Caste systems and trauma
Wikipedia goes on to document instances of caste systems around the world. What it fails to address is the emotional mechanics that created—and continue to maintain—these systems.
The fact that it was the Jati—birth groups—that stratified society is a big clue. The other clues are the keywords in the Wikipedia definition: hereditary transmission, ritual status, hierarchy, exclusion, purity and pollution.
These are all hallmarks of trauma-based societies where genuine emotional nurturing has failed and been replaced by external indicators of human value (or the lack of it).
All of these are characteristics of what I call the Patriarchal Operating System—the current global psychological paradigm that has evolved over the past six thousand years as a means of surviving in patriarchal societies based on conquest, hierarchy, judgment, punishment, and perceived purity.
The keywords ‘purity and pollution’ indicate that we’re dealing with shame and, by extension, sexuality. The presence of sexual shame can be deduced from the fact that the Wikipedia article, written with all the freedoms of the internet age, cannot bring itself to describe the highly invasive sexual aspects of the caste system, other than an oblique reference to sex and sexual orientation as general forms of discrimination.
We cannot see the trauma, the unconscious shame—and, particularly, the sexual shame—that’s hiding in plain sight. Neither can those born into these systems.
Discrimination reinforces and perpetuates trauma. Through epigenetic inheritance, children acquire a disempowered psychological paradigm at birth. The word ‘caste’ itself comes from the Portuguese casta, meaning basket—quite literally, the psychological wicker basket we’re all born into.
The Columbia Encyclopaedia notes that “social status is determined by the caste of one’s birth and may only rarely be transcended.” Events in the child’s life—whether from disempowered parenting or from external discrimination—mirror their internal, pre-programmed expectations.
Three laws of patriarchy
Discrimination is never random.
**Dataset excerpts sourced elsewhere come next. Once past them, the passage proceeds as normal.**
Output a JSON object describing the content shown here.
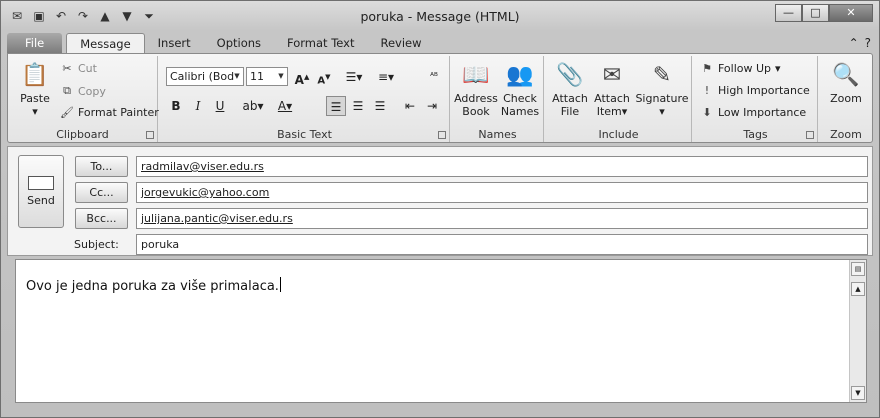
{
  "window": {
    "title": "poruka  -  Message (HTML)",
    "controls": {
      "minimize": "—",
      "maximize": "□",
      "close": "✕"
    }
  },
  "qat_icons": [
    "outlook-icon",
    "save-icon",
    "undo-icon",
    "redo-icon",
    "up-icon",
    "down-icon",
    "customize-icon"
  ],
  "tabs": [
    "File",
    "Message",
    "Insert",
    "Options",
    "Format Text",
    "Review"
  ],
  "active_tab": "Message",
  "ribbon": {
    "clipboard": {
      "label": "Clipboard",
      "paste": "Paste",
      "cut": "Cut",
      "copy": "Copy",
      "format_painter": "Format Painter"
    },
    "basic_text": {
      "label": "Basic Text",
      "font": "Calibri (Body)",
      "size": "11"
    },
    "names": {
      "label": "Names",
      "address_book_1": "Address",
      "address_book_2": "Book",
      "check_names_1": "Check",
      "check_names_2": "Names"
    },
    "include": {
      "label": "Include",
      "attach_file_1": "Attach",
      "attach_file_2": "File",
      "attach_item_1": "Attach",
      "attach_item_2": "Item",
      "signature": "Signature"
    },
    "tags": {
      "label": "Tags",
      "follow_up": "Follow Up",
      "high": "High Importance",
      "low": "Low Importance"
    },
    "zoom": {
      "label": "Zoom",
      "zoom": "Zoom"
    }
  },
  "compose": {
    "send": "Send",
    "to_button": "To...",
    "cc_button": "Cc...",
    "bcc_button": "Bcc...",
    "subject_label": "Subject:",
    "to": "radmilav@viser.edu.rs",
    "cc": "jorgevukic@yahoo.com",
    "bcc": "julijana.pantic@viser.edu.rs",
    "subject": "poruka",
    "body": "Ovo je jedna poruka za više primalaca."
  }
}
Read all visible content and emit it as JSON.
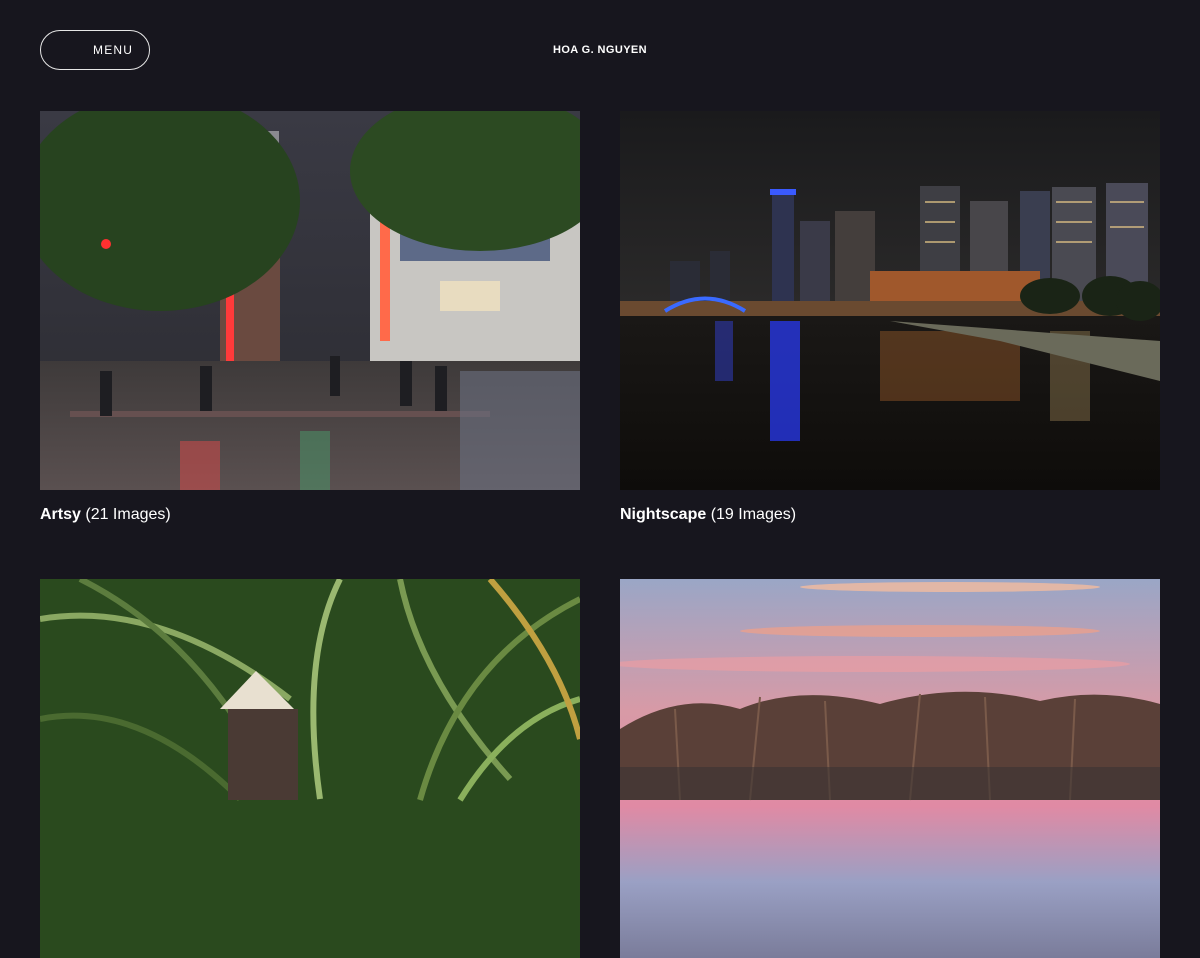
{
  "header": {
    "menu_label": "MENU",
    "site_title": "HOA G. NGUYEN"
  },
  "galleries": [
    {
      "name": "Artsy",
      "count": "(21 Images)",
      "image": "rainy-city-street-at-night"
    },
    {
      "name": "Nightscape",
      "count": "(19 Images)",
      "image": "city-skyline-river-night"
    },
    {
      "name": "",
      "count": "",
      "image": "palm-garden-person-conical-hat"
    },
    {
      "name": "",
      "count": "",
      "image": "pink-sunset-over-reeds-water"
    }
  ]
}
It occurs according to what I call the three laws of patriarchy:
- The Law of Masculinity states that the masculine rules the feminine
- The Law of Victimization states that the stronger can victimize the weaker to the extent that they can get away with it
- The Law of Otherness states that those who are ‘other’ can be victimized to the extent of their otherness
Caste systems are social structures where the extent of ‘otherness’ (i.e., the extent to which any community can be victimised) has been psychologically codified over many generations. Trauma perpetuates through military, political, economic, legal, and educational systems that favour the favoured—each according to its rank in the system.
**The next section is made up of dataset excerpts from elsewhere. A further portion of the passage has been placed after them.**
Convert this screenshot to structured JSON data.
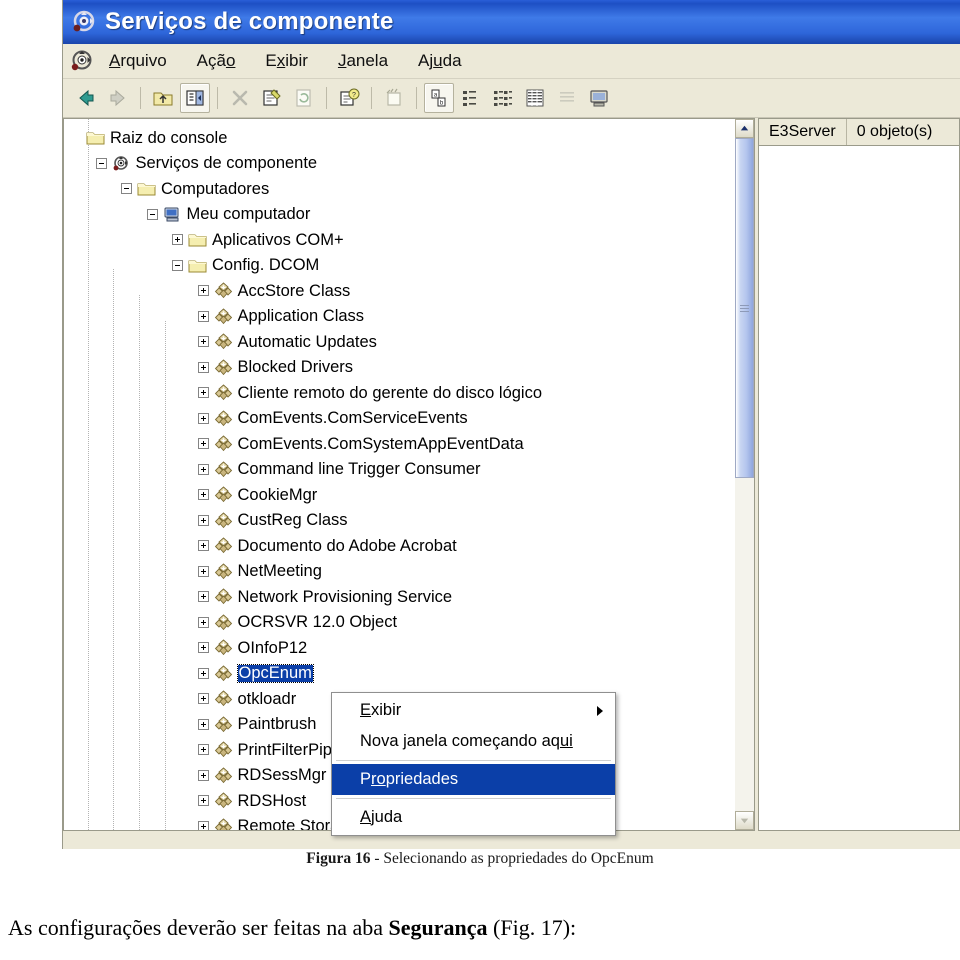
{
  "window": {
    "title": "Serviços de componente",
    "title_icon": "component-services-icon",
    "menu_icon": "component-services-icon"
  },
  "menubar": {
    "items": [
      {
        "name": "menu-arquivo",
        "pre": "",
        "acc": "A",
        "post": "rquivo"
      },
      {
        "name": "menu-acao",
        "pre": "Açã",
        "acc": "o",
        "post": ""
      },
      {
        "name": "menu-exibir",
        "pre": "E",
        "acc": "x",
        "post": "ibir"
      },
      {
        "name": "menu-janela",
        "pre": "",
        "acc": "J",
        "post": "anela"
      },
      {
        "name": "menu-ajuda",
        "pre": "Aj",
        "acc": "u",
        "post": "da"
      }
    ]
  },
  "toolbar": {
    "buttons": [
      {
        "name": "back-icon",
        "glyph": "back"
      },
      {
        "name": "forward-icon",
        "glyph": "forward"
      },
      {
        "name": "sep",
        "glyph": "sep"
      },
      {
        "name": "up-one-level-icon",
        "glyph": "up-folder"
      },
      {
        "name": "show-hide-console-tree-icon",
        "glyph": "tree-pane",
        "pressed": true
      },
      {
        "name": "sep",
        "glyph": "sep"
      },
      {
        "name": "delete-icon",
        "glyph": "delete"
      },
      {
        "name": "properties-icon",
        "glyph": "properties"
      },
      {
        "name": "refresh-icon",
        "glyph": "refresh"
      },
      {
        "name": "sep",
        "glyph": "sep"
      },
      {
        "name": "help-icon",
        "glyph": "help"
      },
      {
        "name": "sep",
        "glyph": "sep"
      },
      {
        "name": "new-object-icon",
        "glyph": "new-object"
      },
      {
        "name": "sep",
        "glyph": "sep"
      },
      {
        "name": "large-icons-view-icon",
        "glyph": "large-icons",
        "pressed": true
      },
      {
        "name": "small-icons-view-icon",
        "glyph": "small-icons"
      },
      {
        "name": "list-view-icon",
        "glyph": "list-view"
      },
      {
        "name": "detail-view-icon",
        "glyph": "detail-view"
      },
      {
        "name": "report-view-icon",
        "glyph": "report-view"
      },
      {
        "name": "computer-view-icon",
        "glyph": "computer-view"
      }
    ]
  },
  "tree": {
    "items": [
      {
        "label": "Raiz do console",
        "indent": 0,
        "expander": "none",
        "icon": "folder-icon"
      },
      {
        "label": "Serviços de componente",
        "indent": 1,
        "expander": "minus",
        "icon": "component-services-icon"
      },
      {
        "label": "Computadores",
        "indent": 2,
        "expander": "minus",
        "icon": "folder-icon"
      },
      {
        "label": "Meu computador",
        "indent": 3,
        "expander": "minus",
        "icon": "computer-icon"
      },
      {
        "label": "Aplicativos COM+",
        "indent": 4,
        "expander": "plus",
        "icon": "folder-icon"
      },
      {
        "label": "Config. DCOM",
        "indent": 4,
        "expander": "minus",
        "icon": "folder-icon"
      },
      {
        "label": "AccStore Class",
        "indent": 5,
        "expander": "plus",
        "icon": "dcom-object-icon"
      },
      {
        "label": "Application Class",
        "indent": 5,
        "expander": "plus",
        "icon": "dcom-object-icon"
      },
      {
        "label": "Automatic Updates",
        "indent": 5,
        "expander": "plus",
        "icon": "dcom-object-icon"
      },
      {
        "label": "Blocked Drivers",
        "indent": 5,
        "expander": "plus",
        "icon": "dcom-object-icon"
      },
      {
        "label": "Cliente remoto do gerente do disco lógico",
        "indent": 5,
        "expander": "plus",
        "icon": "dcom-object-icon"
      },
      {
        "label": "ComEvents.ComServiceEvents",
        "indent": 5,
        "expander": "plus",
        "icon": "dcom-object-icon"
      },
      {
        "label": "ComEvents.ComSystemAppEventData",
        "indent": 5,
        "expander": "plus",
        "icon": "dcom-object-icon"
      },
      {
        "label": "Command line Trigger Consumer",
        "indent": 5,
        "expander": "plus",
        "icon": "dcom-object-icon"
      },
      {
        "label": "CookieMgr",
        "indent": 5,
        "expander": "plus",
        "icon": "dcom-object-icon"
      },
      {
        "label": "CustReg Class",
        "indent": 5,
        "expander": "plus",
        "icon": "dcom-object-icon"
      },
      {
        "label": "Documento do Adobe Acrobat",
        "indent": 5,
        "expander": "plus",
        "icon": "dcom-object-icon"
      },
      {
        "label": "NetMeeting",
        "indent": 5,
        "expander": "plus",
        "icon": "dcom-object-icon"
      },
      {
        "label": "Network Provisioning Service",
        "indent": 5,
        "expander": "plus",
        "icon": "dcom-object-icon"
      },
      {
        "label": "OCRSVR 12.0 Object",
        "indent": 5,
        "expander": "plus",
        "icon": "dcom-object-icon"
      },
      {
        "label": "OInfoP12",
        "indent": 5,
        "expander": "plus",
        "icon": "dcom-object-icon"
      },
      {
        "label": "OpcEnum",
        "indent": 5,
        "expander": "plus",
        "icon": "dcom-object-icon",
        "selected": true
      },
      {
        "label": "otkloadr",
        "indent": 5,
        "expander": "plus",
        "icon": "dcom-object-icon"
      },
      {
        "label": "Paintbrush",
        "indent": 5,
        "expander": "plus",
        "icon": "dcom-object-icon"
      },
      {
        "label": "PrintFilterPipelineSvc",
        "indent": 5,
        "expander": "plus",
        "icon": "dcom-object-icon"
      },
      {
        "label": "RDSessMgr",
        "indent": 5,
        "expander": "plus",
        "icon": "dcom-object-icon"
      },
      {
        "label": "RDSHost",
        "indent": 5,
        "expander": "plus",
        "icon": "dcom-object-icon"
      },
      {
        "label": "Remote Storage",
        "indent": 5,
        "expander": "plus",
        "icon": "dcom-object-icon"
      }
    ]
  },
  "right_pane": {
    "columns": [
      "E3Server",
      "0 objeto(s)"
    ]
  },
  "context_menu": {
    "items": [
      {
        "type": "item",
        "name": "ctx-exibir",
        "pre": "",
        "acc": "E",
        "post": "xibir",
        "submenu": true
      },
      {
        "type": "item",
        "name": "ctx-nova-janela",
        "pre": "Nova janela começando aq",
        "acc": "ui",
        "post": "",
        "submenu": false
      },
      {
        "type": "separator"
      },
      {
        "type": "item",
        "name": "ctx-propriedades",
        "pre": "P",
        "acc": "ro",
        "post": "priedades",
        "highlighted": true,
        "submenu": false
      },
      {
        "type": "separator"
      },
      {
        "type": "item",
        "name": "ctx-ajuda",
        "pre": "",
        "acc": "A",
        "post": "juda",
        "submenu": false
      }
    ]
  },
  "document": {
    "caption_label": "Figura 16",
    "caption_text": " - Selecionando as propriedades do OpcEnum",
    "body_pre": "As configurações deverão ser feitas na aba ",
    "body_bold": "Segurança",
    "body_post": " (Fig. 17):"
  },
  "colors": {
    "title_bar": "#2a5fd8",
    "selection": "#0b3fa8",
    "face": "#ece9d8"
  }
}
The victimised allow themselves to be discriminated against because arrested development has a paralysing effect that leaves the victim unable to prevent their diminished status.
Once trauma is embedded, a community requires some form of creation myth to rationalise their status—whether they dine like kings or beg for left-overs. Peter McBride stated that “traumatised people change the narrative they have about their own identity.”
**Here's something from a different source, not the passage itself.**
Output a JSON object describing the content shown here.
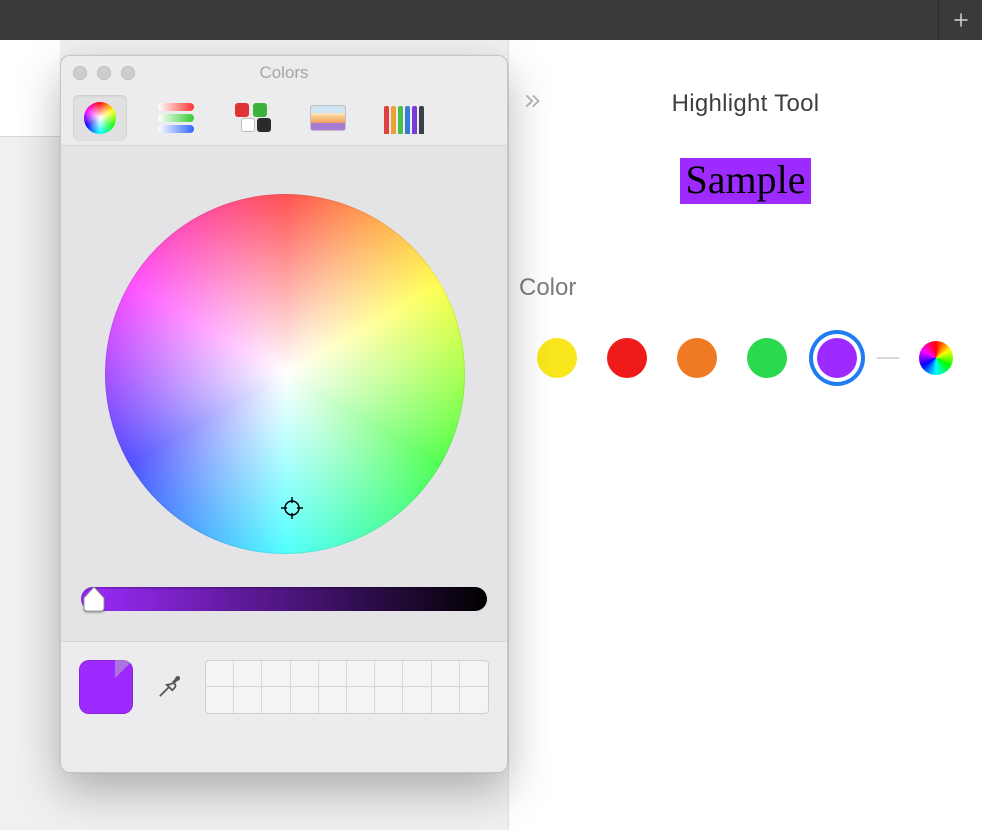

Communities develop a trove of stories, poems, songs, and art—religious or otherwise—that creates a veneer over the trauma. A huge effort is then made to “to keep these memories alive”. Here the community is simultaneously broadcasting its pain as well as clinging to its creation myth.
When reading descriptions of caste systems in ancient texts, it’s important to recognise that the religion didn’t create the caste system. The caste system created the religion.
McBride: “Communities can eventually ‘forget’ or minimise the source of their trauma, while still exhibiting their embedded trauma identity.” India’s caste system is part of an interlinked, overlapping network of global traumaaffecting all races, communities, and individuals.
It’s ultimately impossible to delineate racial trauma, community trauma and personal trauma. They interpenetrate our lives like ripples on a pond. There is no specific place where one ripple ends and another begins. Yet by understanding the major components we can ultimately deconstruct—and even heal—inherited trauma.